ニセコの原生林に十五室。テーマは「陰翳礼讃」——照らさず、陰を残す旅館。

Media Picks Score: 92 / 100  15室、全室内湯+露天の温泉旅館。

目安価格 ¥196,000–¥230,000 / 泊 (2名1室・通常期)


坐忘林 — 北海道ニセコ · 陰翳礼讃をテーマにした全15室の温泉旅館
PHOTO: 坐忘林 — 公式サイトを見る →

なぜ選ばれるか

英国出身の写真家ショウヤ・グリッグが構想し、建築家・中山眞琴が設計、2015年に開業した。約4万㎡の敷地に独立した15室が点在し、全室に内湯と天然温泉の露天を引く。
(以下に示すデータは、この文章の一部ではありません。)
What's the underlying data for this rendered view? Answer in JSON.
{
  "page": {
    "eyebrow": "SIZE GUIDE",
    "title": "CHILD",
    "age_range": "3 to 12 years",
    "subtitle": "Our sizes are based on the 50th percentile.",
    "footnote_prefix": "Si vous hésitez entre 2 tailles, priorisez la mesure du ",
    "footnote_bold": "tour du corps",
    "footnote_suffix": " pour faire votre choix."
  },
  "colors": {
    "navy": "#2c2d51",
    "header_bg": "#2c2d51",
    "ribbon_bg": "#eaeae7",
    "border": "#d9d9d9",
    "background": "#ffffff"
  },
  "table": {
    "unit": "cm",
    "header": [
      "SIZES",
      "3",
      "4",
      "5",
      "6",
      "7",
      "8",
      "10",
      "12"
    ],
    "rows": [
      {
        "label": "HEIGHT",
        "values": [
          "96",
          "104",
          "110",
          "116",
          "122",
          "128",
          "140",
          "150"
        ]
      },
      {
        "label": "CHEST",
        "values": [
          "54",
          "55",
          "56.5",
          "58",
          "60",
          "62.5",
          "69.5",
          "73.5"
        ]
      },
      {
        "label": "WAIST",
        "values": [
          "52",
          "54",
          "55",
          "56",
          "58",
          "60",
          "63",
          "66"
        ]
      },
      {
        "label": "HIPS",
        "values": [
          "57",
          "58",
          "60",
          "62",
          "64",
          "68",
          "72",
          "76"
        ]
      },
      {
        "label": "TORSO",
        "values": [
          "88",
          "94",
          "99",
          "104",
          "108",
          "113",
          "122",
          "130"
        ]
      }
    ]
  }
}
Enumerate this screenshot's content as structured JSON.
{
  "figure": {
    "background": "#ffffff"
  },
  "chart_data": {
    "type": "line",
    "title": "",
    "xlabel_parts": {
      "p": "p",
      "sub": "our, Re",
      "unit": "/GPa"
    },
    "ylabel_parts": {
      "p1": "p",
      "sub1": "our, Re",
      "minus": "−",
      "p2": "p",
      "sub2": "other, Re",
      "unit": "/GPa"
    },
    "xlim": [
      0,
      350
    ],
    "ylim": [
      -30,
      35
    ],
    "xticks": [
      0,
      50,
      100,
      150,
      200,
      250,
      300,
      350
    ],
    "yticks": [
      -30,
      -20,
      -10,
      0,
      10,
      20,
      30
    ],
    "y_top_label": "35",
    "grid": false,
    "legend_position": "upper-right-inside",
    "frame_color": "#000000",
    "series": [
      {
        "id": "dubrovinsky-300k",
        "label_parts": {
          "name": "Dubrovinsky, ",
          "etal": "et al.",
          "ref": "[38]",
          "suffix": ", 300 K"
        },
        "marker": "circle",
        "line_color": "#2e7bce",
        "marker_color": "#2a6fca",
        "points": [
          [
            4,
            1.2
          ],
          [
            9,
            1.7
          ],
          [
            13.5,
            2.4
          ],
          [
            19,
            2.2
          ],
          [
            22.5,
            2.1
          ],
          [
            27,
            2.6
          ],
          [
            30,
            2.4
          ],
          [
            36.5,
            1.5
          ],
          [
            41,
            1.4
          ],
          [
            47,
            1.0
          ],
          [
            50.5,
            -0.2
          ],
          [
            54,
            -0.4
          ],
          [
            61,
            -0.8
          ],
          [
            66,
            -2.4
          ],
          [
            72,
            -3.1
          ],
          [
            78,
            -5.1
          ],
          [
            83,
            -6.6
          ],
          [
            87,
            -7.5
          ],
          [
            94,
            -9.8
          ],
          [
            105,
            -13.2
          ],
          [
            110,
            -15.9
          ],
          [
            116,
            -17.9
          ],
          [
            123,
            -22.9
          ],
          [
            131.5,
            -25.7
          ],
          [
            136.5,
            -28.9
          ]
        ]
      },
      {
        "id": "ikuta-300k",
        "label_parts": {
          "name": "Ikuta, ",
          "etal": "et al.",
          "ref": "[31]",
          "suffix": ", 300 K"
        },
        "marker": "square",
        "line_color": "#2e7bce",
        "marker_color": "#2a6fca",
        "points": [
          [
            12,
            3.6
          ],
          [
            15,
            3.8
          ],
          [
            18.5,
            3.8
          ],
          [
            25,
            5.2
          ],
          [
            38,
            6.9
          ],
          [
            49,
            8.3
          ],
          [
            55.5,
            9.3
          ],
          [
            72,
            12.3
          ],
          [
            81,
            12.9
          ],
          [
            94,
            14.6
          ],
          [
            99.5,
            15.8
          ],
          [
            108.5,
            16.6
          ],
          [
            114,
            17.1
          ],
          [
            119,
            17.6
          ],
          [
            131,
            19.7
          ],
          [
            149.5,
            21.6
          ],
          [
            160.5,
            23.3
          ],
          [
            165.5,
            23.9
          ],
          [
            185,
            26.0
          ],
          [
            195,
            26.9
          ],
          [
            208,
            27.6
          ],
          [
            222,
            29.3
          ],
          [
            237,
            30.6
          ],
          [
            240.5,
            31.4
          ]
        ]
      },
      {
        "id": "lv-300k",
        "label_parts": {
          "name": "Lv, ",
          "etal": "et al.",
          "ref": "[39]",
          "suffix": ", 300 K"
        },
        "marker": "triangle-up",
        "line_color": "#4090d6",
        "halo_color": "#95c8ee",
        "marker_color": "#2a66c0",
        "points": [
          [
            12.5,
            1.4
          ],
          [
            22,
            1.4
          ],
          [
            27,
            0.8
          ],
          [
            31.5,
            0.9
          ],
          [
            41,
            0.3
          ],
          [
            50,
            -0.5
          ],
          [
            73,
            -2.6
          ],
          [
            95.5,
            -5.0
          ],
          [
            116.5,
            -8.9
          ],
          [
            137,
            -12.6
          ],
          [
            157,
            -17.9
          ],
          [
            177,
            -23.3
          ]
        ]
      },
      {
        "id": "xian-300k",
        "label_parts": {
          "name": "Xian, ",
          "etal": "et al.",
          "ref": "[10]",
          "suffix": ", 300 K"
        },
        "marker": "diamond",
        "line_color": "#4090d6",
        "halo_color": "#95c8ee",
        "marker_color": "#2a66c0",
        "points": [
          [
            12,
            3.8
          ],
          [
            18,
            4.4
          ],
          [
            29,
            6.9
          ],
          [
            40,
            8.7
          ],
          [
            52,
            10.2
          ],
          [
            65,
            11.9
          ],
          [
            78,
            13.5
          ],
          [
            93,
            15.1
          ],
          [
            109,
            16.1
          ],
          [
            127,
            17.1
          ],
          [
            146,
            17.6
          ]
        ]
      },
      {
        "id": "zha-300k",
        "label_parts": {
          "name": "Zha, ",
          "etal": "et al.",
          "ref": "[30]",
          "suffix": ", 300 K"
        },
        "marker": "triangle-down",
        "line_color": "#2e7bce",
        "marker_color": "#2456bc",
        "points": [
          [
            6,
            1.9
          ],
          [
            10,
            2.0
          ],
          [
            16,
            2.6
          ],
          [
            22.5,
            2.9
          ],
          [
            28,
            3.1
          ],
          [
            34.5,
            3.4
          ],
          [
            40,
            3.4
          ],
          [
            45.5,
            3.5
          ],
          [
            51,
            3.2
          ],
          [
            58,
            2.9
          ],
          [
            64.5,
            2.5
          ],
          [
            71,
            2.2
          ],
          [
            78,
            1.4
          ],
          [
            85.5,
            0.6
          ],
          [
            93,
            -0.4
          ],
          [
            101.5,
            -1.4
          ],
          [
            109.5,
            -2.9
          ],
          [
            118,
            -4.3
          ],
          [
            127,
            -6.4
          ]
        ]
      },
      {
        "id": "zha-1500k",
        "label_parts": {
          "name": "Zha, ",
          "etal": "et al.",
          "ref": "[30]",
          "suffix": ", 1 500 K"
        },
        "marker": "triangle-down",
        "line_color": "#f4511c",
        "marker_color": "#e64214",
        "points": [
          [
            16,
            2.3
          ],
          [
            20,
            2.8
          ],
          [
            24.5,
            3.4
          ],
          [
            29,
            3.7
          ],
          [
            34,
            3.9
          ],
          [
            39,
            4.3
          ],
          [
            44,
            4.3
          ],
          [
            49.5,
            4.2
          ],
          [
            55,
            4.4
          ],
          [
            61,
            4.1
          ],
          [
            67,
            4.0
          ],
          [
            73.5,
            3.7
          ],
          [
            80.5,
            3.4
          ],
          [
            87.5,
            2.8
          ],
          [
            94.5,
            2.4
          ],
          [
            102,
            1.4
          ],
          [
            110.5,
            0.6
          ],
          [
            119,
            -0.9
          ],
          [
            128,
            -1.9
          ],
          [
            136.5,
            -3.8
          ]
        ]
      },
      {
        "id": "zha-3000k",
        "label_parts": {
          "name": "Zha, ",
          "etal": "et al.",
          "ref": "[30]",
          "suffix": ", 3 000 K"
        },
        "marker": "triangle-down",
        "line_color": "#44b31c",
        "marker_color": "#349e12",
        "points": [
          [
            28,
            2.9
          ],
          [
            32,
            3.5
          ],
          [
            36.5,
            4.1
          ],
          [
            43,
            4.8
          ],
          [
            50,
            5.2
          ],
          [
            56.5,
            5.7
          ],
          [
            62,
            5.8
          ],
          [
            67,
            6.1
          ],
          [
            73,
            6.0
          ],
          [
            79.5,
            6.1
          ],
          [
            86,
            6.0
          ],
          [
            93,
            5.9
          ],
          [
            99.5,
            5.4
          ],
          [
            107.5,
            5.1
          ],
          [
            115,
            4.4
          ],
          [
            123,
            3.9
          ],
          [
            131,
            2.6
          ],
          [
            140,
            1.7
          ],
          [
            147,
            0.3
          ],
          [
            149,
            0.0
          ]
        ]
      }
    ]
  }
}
掲げるテーマは谷崎潤一郎「陰翳礼讃」。空間のすべてを均一に照らすのではなく、陰を生かすことに主眼を置く。灯具の選択を「どれだけ照らすか」ではなく「どれだけ闇を残すか」で行う、引き算の美学がこの宿の核にある。

集約レビューの傾向

公開レビューデータを集計したところ、原生林に沈む静けさ、全室の内湯・露天、独立性の高い客室の設計に高い評価が確認された。都市の明るさから完全に切り離される点を滞在価値の中心に置く旅人が多いと読み取れる。一方で、冬季のアクセスと最上位に近い価格帯は前提として押さえておきたい。過度に賑やかな体験を求める向きには、静けさが勝ちすぎる可能性がある。

向く人 / 向かない人

  • 向く:
    陰翳と静寂を積極的に選ぶ大人旅、全室露天でこもりたいカップル、自然のなかで灯りを絞りたい人
  • 向かない:
    移動の利便を最優先する旅程、明るく開放的な空間を望む人、繁華な滞在を求める家族連れ

具体情報

  • 客室数: 15室(全室 内湯+露天、スイート 約70〜80㎡)
  • 設計: 中山眞琴 / 創設 ショウヤ・グリッグ
  • 開業: 2015年6月
  • 敷地: 約4万㎡、ニセコの原生林内
  • アクセス: 新千歳空港から車約2時間


3. LOG — 広島・尾道

尾道の坂の中腹に六室。和紙を折り重ねた一灯が、部屋に陰影を落とす。

Media Picks Score: 91 / 100  6室、1963年築を改修したデザイン宿。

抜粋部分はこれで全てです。